Hi Susannah. Thanks for your lovely comments. It makes me happy to know I evoked some pleasant childhood memories for you. I think my role as the grandmother is to create memories for my little ones.
The afghan — I had just finished it when I started this post. A photo of it seemed appropriate. I have made a goal recently of using up yarns and fabrics that I have on hand. I’m trying to learn to be more of a minimalist. Wouldn’t you know — I had to go out and buy more of the dark gray in order to finish the project. At least my intention was pure.
Thanks for reading.
Thats a lovely read. I don’t have grandchildren but I look forward to them. I agree that multi generational households are so much richer to live in, though sadly unfashionable. As for your five year old grandchild with her bag. she sounds like a real treasure to me
Hi Ducks. Thanks for your kind words. You are going to love having grandchildren. That little five year old entertains me without even trying. She is so busy and funny and yes, a real treasure.
Love this post. It made me smile. And look at you…you have a new kitty!!! Lulu is very pretty.
Hi Amy! I’m glad I could put a smile on your face. Lulu is helping me to smile more. She’s a sweet kitty.
I live in a very expensive city where it is becoming more and more common to have extended family living together. Most new houses here are built with a mother-in-law quarters or downstairs apartments or some sort of separate-but-attached dwellings. My own house is like that. We have a complete downstairs apartment which my daughter and her family rents from us. They have thought about buying their own place, but it is so convenient for them here. They are in a good neighborhood and there is always someone to lend a hand when needed.

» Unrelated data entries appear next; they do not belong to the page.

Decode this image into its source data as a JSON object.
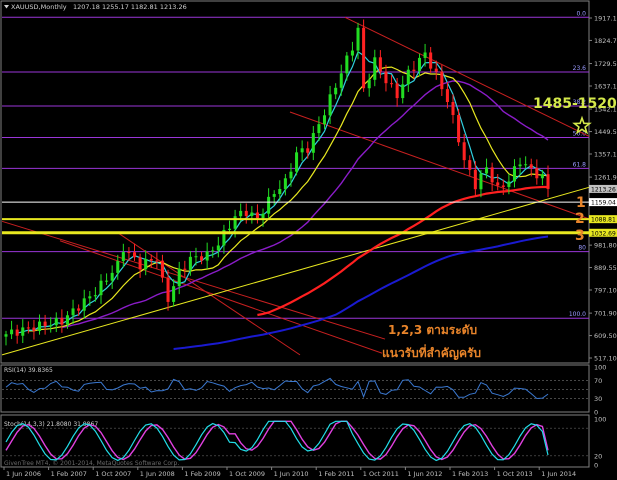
{
  "header": {
    "symbol": "XAUUSD,Monthly",
    "ohlc": "1207.18 1255.17 1182.81 1213.26"
  },
  "rsi_label": "RSI(14) 39.8365",
  "stoch_label": "Stoch(14,3,3) 21.8080 31.9867",
  "copyright": "GivenTree MT4, © 2001-2014, MetaQuotes Software Corp.",
  "annotations": {
    "target": "1485-1520",
    "level_1": "1",
    "level_2": "2",
    "level_3": "3",
    "note_line1": "1,2,3 ตามระดับ",
    "note_line2": "แนวรับที่สำคัญครับ"
  },
  "colors": {
    "background": "#000000",
    "bull": "#22dd22",
    "bear": "#ff2222",
    "fibo": "#9a36d8",
    "trend_red": "#c82020",
    "trend_yellow": "#e8e820",
    "ma_cyan": "#30d0e0",
    "ma_yellow": "#e8e820",
    "ma_purple": "#8a1cc8",
    "ma_blue": "#1a1ad0",
    "ma_red": "#ff2020",
    "rsi_line": "#3a78d0",
    "stoch_main": "#22dde8",
    "stoch_signal": "#e040e0",
    "target_star": "#d4e84a",
    "annotation": "#e8842a"
  },
  "chart_data": {
    "type": "candlestick",
    "price_axis": {
      "ticks": [
        "1917.10",
        "1824.70",
        "1729.55",
        "1637.10",
        "1542.15",
        "1449.50",
        "1357.10",
        "1261.90",
        "1213.26",
        "1159.04",
        "1088.81",
        "1032.69",
        "981.80",
        "889.55",
        "797.10",
        "701.90",
        "609.50",
        "517.10"
      ],
      "highlighted": [
        {
          "label": "1213.26",
          "value": 1213.26,
          "color": "#c0c0c0"
        },
        {
          "label": "1159.04",
          "value": 1159.04,
          "color": "#ffffff"
        },
        {
          "label": "1088.81",
          "value": 1088.81,
          "color": "#e8e820"
        },
        {
          "label": "1032.69",
          "value": 1032.69,
          "color": "#e8e820"
        }
      ],
      "range": [
        490,
        1960
      ]
    },
    "date_axis": {
      "ticks": [
        "1 Jun 2006",
        "1 Feb 2007",
        "1 Oct 2007",
        "1 Jun 2008",
        "1 Feb 2009",
        "1 Oct 2009",
        "1 Jun 2010",
        "1 Feb 2011",
        "1 Oct 2011",
        "1 Jun 2012",
        "1 Feb 2013",
        "1 Oct 2013",
        "1 Jun 2014"
      ]
    },
    "fibonacci_levels": [
      {
        "label": "0.0",
        "value": 1920
      },
      {
        "label": "23.6",
        "value": 1695
      },
      {
        "label": "38.2",
        "value": 1555
      },
      {
        "label": "50.0",
        "value": 1425
      },
      {
        "label": "61.8",
        "value": 1298
      },
      {
        "label": "80",
        "value": 955
      },
      {
        "label": "100.0",
        "value": 681
      }
    ],
    "horizontal_levels": [
      {
        "value": 1159.04,
        "color": "#ffffff"
      },
      {
        "value": 1088.81,
        "color": "#e8e820"
      },
      {
        "value": 1032.69,
        "color": "#e8e820"
      }
    ],
    "ohlc_monthly": [],
    "rsi": {
      "label": "RSI(14)",
      "value": 39.8365,
      "levels": [
        70,
        50,
        30
      ],
      "scale_ticks": [
        "100",
        "70",
        "30",
        "0"
      ]
    },
    "stochastic": {
      "label": "Stoch(14,3,3)",
      "main": 21.808,
      "signal": 31.9867,
      "levels": [
        80,
        20
      ],
      "scale_ticks": [
        "100",
        "20",
        "0"
      ]
    }
  }
}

Of course, it is sometimes not easy to live with in-laws, but on both sides we have learned how to live this way. I love it. It was the main thing that got me through the dark days right after I learned of my husband’s betrayal.
Glad you have Lulu now!
Hi DJ. I can’t help thinking that more and more families will do as your family does. I do think it’s nice that your daughter’s family has a separate apartment. Seems like the perfect arrangement for all concerned.
It would have helped me through the dark days, too. In face, when I’m particularly down I go across town to see the children. They never fail to cheer me.
Lulu and I are good for each other. It’s good to know there’s a living, breathing being inside as I unlock the door.
Ahhhhhh, Pat, your posts make me feel warm inside.
Lulu is a doll. I am sure you will both fall in love w/ one another.
One of my fave. things to do is to rest my head on my cat and listen to him PUrrrrrr.
Love to you, dear. Xxx
What a wonderful compliment, Chickie. Thank you. See comment above about Lulu. She likes to sit next to me on the couch at night while I read or watch TV. If I get up even to get a drink of water, she goes back to her bed. After I sit back down for a while she comes back and purrs for me. I’m loving having her.
What a lovely post Pat – as I read I felt part of that wonderful chaos that you describe. I have to say that as for your “little missy” she has good taste – the Earl Grey tea no less. Lulu is a wee stunner. Isn’t it wonderful what comes out of unexpected chaos!
Thanks for your kind words, Jacqui. I’m still laughing about “little missy” and the tea. I wish you could have seen us looking for it. As for Lulu, she and I are getting fonder of one another every day. This morning she came upstairs looking for me. I’ve learned not to push myself on her. I let her come to me.